Like yours, my purpose is just to raise awareness.
It’s the least we can do.
Squirrel88 says
Seen this?
http://www.dailymail.co.uk/news/article-2033486/Your-children-fat-again.html?ITO=1490
Cakers says
Hear, hear, Mr. President!
Demuralist says
I think we would be way better off if the government’s role in our food had to do solely with keeping it free of disease causing nasties. I am not talking about fat or cholesterol or even carbs or sugar. I am thinking more in terms of e-coli and the like. Plant and processing inspections seem like the perfect thing for government to be in charge of. The rest is really none of their business and is just a HUGE waste of taxpayer’s (ie. yours and mine) money. This is one of those totally non-essential things the government spends money on that could so easily be put to better use elsewhere. We also need to figure out how to not subsidize specific crops as that seems to be causing huge issues (but that is for another discussion)
The people who understand that food can affect their health go and look for their own information. The people who don’t will not be influenced by a pyramid or a plate with cute little food drawings on it. And the truth of the matter is that as a population we weighed less when we knew less.

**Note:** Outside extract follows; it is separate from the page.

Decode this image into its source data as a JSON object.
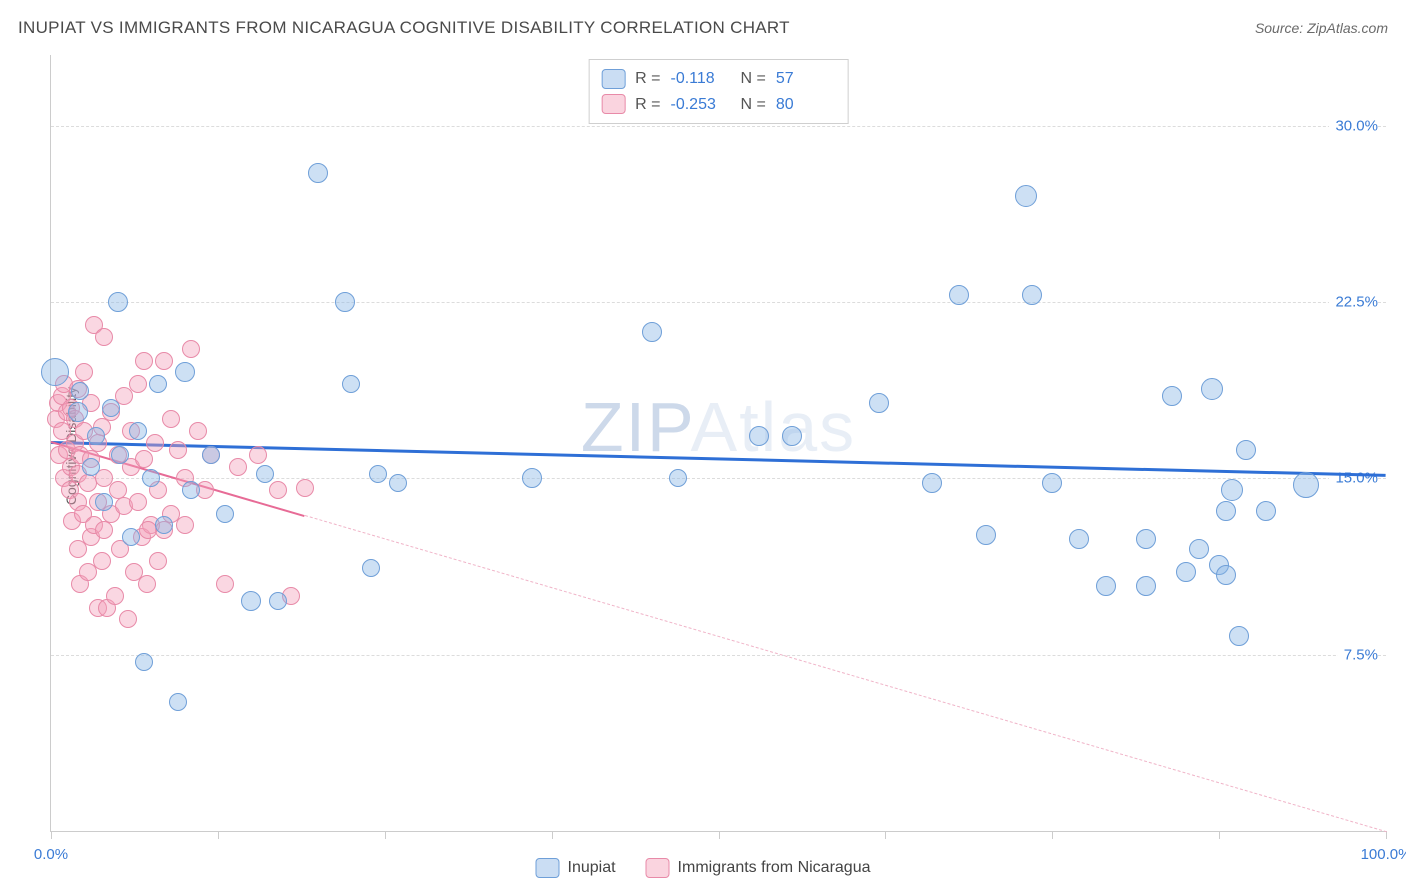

A side note here, my DS just got back from Guatemala, and noted the difference in the flavor of the soda’s (they could only drink bottled liquids), he took note that they did not use HFCS in them. Being able to taste it helped him understand there is a difference, and if it tastes different it probably acts different in the body. smart kid
Squirrel88 says
Well put, but unfortunately, I just can’t see a change coming anytime soon. As Tom says over on his FatHead site, “Follow the money.”
Dr. Eades posted a link on his Twitter that brought us to a site showing lots of photos of high school kids back in 1969. The fashions were fun to see, brought back a lot of cool memories, but what is really striking is the lack of obesity in those kids. Makes me wonder if the photos were staged or really done randomly? Were the uncool, chubby kids told to stay out of view?